PREMIERE PHASE DES ECHANGES

Monsieur KANAA Amos Roger, Président de l’ARAM et praticien de médecine traditionnelle a aussitôt réagi en répondant qu’il y a bel et bien la réglementation dans la médecine traditionnelle. Elle n’a pas d’abus. Le médecin traditionnel qui apporte le médicament respecte celui qui est en face de lui.

Pour la Professeure Julie LAPLANTE, la question de dosage a aussi déjà été posée. Il y a, dit-elle, une autre forme de réglementation de la médecine traditionnelle. Cette Anthropologue canadienne est arrivée à la conclusion selon laquelle, il n’y a pas de médecine parfaite. La médecine traditionnelle et la biomédecine ont chacune à la fois des avantages et des inconvénients.

L’universitaire Congolais, le Dr Jean Claude MBOKA INGOLI : Lorsqu’on lit les classiques et les livres d’histoire, on se rend compte que le médecin traditionnel était celui qui avait la maîtrise de soi, du corps et ses activités étaient réglementées dans sa communauté. Selon lui, la médecine traditionnelle est règlementée.

  1. Kelly Anne BRUTE : Selon cette étudiante canadienne, son voyage pour le Cameroun est la première fois qu’elle sorte de son Canada natal. Elle a tout trouvé différent ici, la nourriture, la médecine, les traitements… Elle s’était intéressée aux interviews qui ont souvent opposé la médecine traditionnelle et la biomédecine. Elle est arrivée avec des idées préconçues et un certain fanatisme vis à vis de la médecine traditionnelle.

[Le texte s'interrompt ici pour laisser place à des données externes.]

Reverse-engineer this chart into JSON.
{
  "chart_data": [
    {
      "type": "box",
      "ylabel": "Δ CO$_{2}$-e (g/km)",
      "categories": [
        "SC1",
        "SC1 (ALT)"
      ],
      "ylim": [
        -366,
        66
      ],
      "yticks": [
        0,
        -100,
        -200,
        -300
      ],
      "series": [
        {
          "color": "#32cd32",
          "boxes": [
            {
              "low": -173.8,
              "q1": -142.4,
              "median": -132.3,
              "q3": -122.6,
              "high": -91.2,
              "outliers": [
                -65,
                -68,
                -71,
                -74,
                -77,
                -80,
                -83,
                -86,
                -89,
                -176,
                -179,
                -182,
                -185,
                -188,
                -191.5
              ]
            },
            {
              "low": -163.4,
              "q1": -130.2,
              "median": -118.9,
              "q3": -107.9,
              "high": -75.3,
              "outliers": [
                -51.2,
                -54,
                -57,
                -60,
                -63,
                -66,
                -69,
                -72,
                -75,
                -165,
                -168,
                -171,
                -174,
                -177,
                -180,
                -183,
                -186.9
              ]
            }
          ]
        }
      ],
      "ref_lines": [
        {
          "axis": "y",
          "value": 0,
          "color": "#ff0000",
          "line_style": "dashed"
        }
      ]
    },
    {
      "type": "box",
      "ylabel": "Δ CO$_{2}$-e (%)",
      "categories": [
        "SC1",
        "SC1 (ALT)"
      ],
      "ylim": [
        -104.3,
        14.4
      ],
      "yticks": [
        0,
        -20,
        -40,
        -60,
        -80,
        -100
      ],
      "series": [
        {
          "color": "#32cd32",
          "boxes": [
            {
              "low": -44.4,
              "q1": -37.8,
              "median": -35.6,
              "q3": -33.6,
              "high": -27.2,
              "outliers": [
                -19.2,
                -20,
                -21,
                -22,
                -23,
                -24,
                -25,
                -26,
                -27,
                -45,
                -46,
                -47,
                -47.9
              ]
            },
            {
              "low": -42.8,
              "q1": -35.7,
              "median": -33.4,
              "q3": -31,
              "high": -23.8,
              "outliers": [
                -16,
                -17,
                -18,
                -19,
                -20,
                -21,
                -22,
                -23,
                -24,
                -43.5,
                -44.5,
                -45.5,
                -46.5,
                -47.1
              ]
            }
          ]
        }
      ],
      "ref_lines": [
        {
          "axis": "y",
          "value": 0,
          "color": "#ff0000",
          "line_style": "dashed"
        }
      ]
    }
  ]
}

Au fur et à mesure qu’elle a mis du temps au Cameroun, suite aux différents cours terrain livrés par Monsieur KANAA, aux traitements qu’il administrait aux malades et les entretiens très édifiants avec elle lui ont permis de ressortir une similitude fondamentale avec la biomédecine comme suit :Il faut avoir une confiance aveugle à son traitant que ce soit à son médecin de famille comme dans chaque famille au Canada ou alors dans la médecine traditionnelle. Car, lors des traitements, on ne comprend pas toujours ce que fait  Monsieur  KANAA mais, il faut totalement lui faire confiance, a-t-elle déclaré. Kelly a donc compris que si deux pratiques soignent l’humain, il n’y a pas une médecine qui soit supérieure à l’autre. La médecine traditionnelle et la biomédecine sont complémentaires.
  2. Emmanuelle ROCHON : Etudiante canadienne en psychologie clinique à l’Université d’Ottawa, sceptique à son arrivée au Cameroun, elle a été transformée suite aux cours terrain et grâce aux traitements de Monsieur KANAA Amos Roger. C’est la raison pour laquelle elle a livré ses pensées profondes suite à trois semaines passées au Cameroun, sous forme de poème ainsi qu’il suit : 

« Qui aurait cru que la terre rouge serait libératrice 

De l’énergie négative qui était telle un vice

Qui me hantait jusqu’au jour en brousse.

J’ai enfin compris qu’il nous traitait tous

Lorsqu’on l’a laissé parmi la flore.

Nous les sceptiques qui n’arrivaient pas à percevoir

Que ce médecin traditionnel traitait le vivant,

Nous laissant interpréter la signification de ses traitements

Ça m’a permis de faire des réflexions personnelles profondes.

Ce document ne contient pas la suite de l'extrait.